Adolescente de 16 anos denuncia policiais militares por estupro e ameaça de morte em Peixoto de Azevedo

Uma estudante de 16 anos procurou a polícia, acompanhada da mãe, para denunciar dois policiais militares por estupro e ameaça de morte. O crime teria ocorrido em um local isolado após uma abordagem na saída da escola, em Peixoto de Azevedo (MT).

Publicado em

denúncia estupro policiais militares
A denúncia contra os agentes foi registrada em Peixoto de Azevedo e o inquérito será conduzido pela Polícia Civil de Matupá.

Matéria atualizada as 09:05

Uma grave denúncia envolvendo agentes de segurança pública foi registrada na região norte de Mato Grosso.
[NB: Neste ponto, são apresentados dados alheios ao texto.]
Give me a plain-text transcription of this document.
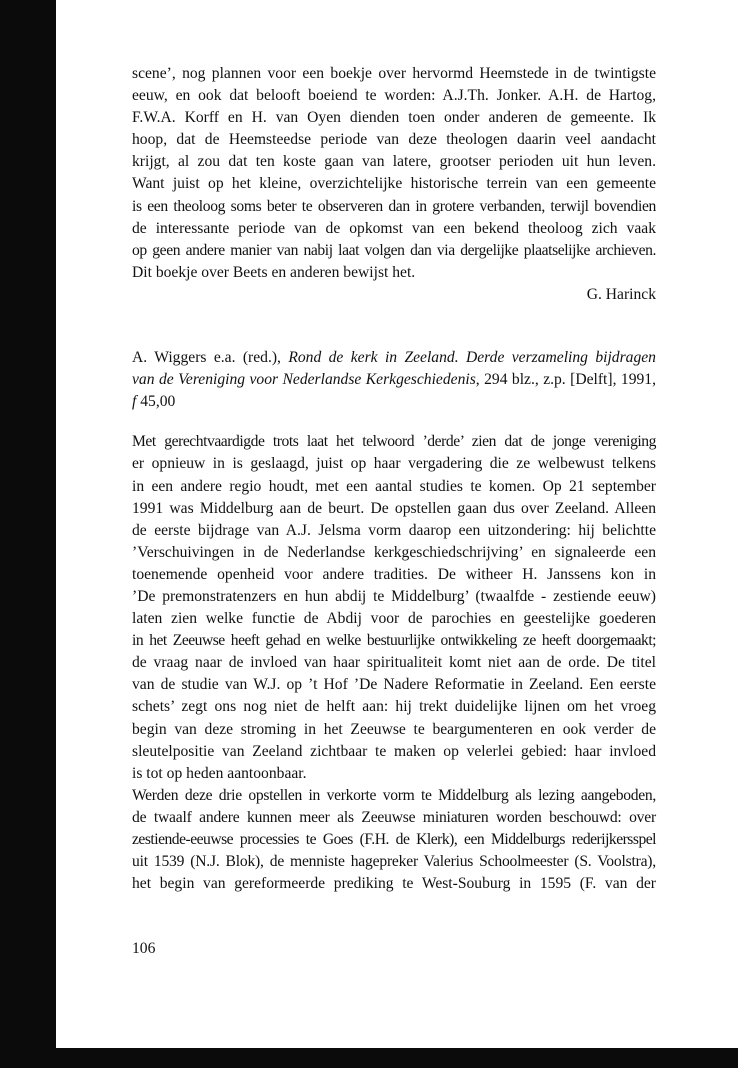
scene’, nog plannen voor een boekje over hervormd Heemstede in de twintigste
eeuw, en ook dat belooft boeiend te worden: A.J.Th. Jonker. A.H. de Hartog,
F.W.A. Korff en H. van Oyen dienden toen onder anderen de gemeente. Ik
hoop, dat de Heemsteedse periode van deze theologen daarin veel aandacht
krijgt, al zou dat ten koste gaan van latere, grootser perioden uit hun leven.
Want juist op het kleine, overzichtelijke historische terrein van een gemeente
is een theoloog soms beter te observeren dan in grotere verbanden, terwijl bovendien
de interessante periode van de opkomst van een bekend theoloog zich vaak
op geen andere manier van nabij laat volgen dan via dergelijke plaatselijke archieven.
Dit boekje over Beets en anderen bewijst het.
G. Harinck
A. Wiggers e.a. (red.), Rond de kerk in Zeeland. Derde verzameling bijdragen
van de Vereniging voor Nederlandse Kerkgeschiedenis, 294 blz., z.p. [Delft], 1991,
f 45,00
Met gerechtvaardigde trots laat het telwoord ’derde’ zien dat de jonge vereniging
er opnieuw in is geslaagd, juist op haar vergadering die ze welbewust telkens
in een andere regio houdt, met een aantal studies te komen. Op 21 september
1991 was Middelburg aan de beurt. De opstellen gaan dus over Zeeland. Alleen
de eerste bijdrage van A.J. Jelsma vorm daarop een uitzondering: hij belichtte
’Verschuivingen in de Nederlandse kerkgeschiedschrijving’ en signaleerde een
toenemende openheid voor andere tradities. De witheer H. Janssens kon in
’De premonstratenzers en hun abdij te Middelburg’ (twaalfde - zestiende eeuw)
laten zien welke functie de Abdij voor de parochies en geestelijke goederen
in het Zeeuwse heeft gehad en welke bestuurlijke ontwikkeling ze heeft doorgemaakt;
de vraag naar de invloed van haar spiritualiteit komt niet aan de orde. De titel
van de studie van W.J. op ’t Hof ’De Nadere Reformatie in Zeeland. Een eerste
schets’ zegt ons nog niet de helft aan: hij trekt duidelijke lijnen om het vroeg
begin van deze stroming in het Zeeuwse te beargumenteren en ook verder de
sleutelpositie van Zeeland zichtbaar te maken op velerlei gebied: haar invloed
is tot op heden aantoonbaar.
Werden deze drie opstellen in verkorte vorm te Middelburg als lezing aangeboden,
de twaalf andere kunnen meer als Zeeuwse miniaturen worden beschouwd: over
zestiende-eeuwse processies te Goes (F.H. de Klerk), een Middelburgs rederijkersspel
uit 1539 (N.J. Blok), de menniste hagepreker Valerius Schoolmeester (S. Voolstra),
het begin van gereformeerde prediking te West-Souburg in 1595 (F. van der
106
Uma estudante de apenas 16 anos, procurou as autoridades ao lado de sua mãe para relatar ter sido vítima de violência sexual cometida por policiais militares durante uma abordagem na cidade de Peixoto de Azevedo (MT). O caso foi registrado oficialmente no Boletim de Ocorrência nº 2026.66160 , tipificado como estupro consumado.

A denúncia aponta que a violência ocorreu na noite do dia 27 de fevereiro de 2026, por volta das 22h00. O documento policial, elaborado no dia seguinte (28/02) às 12h05, narra em detalhes os momentos de terror vividos pela adolescente.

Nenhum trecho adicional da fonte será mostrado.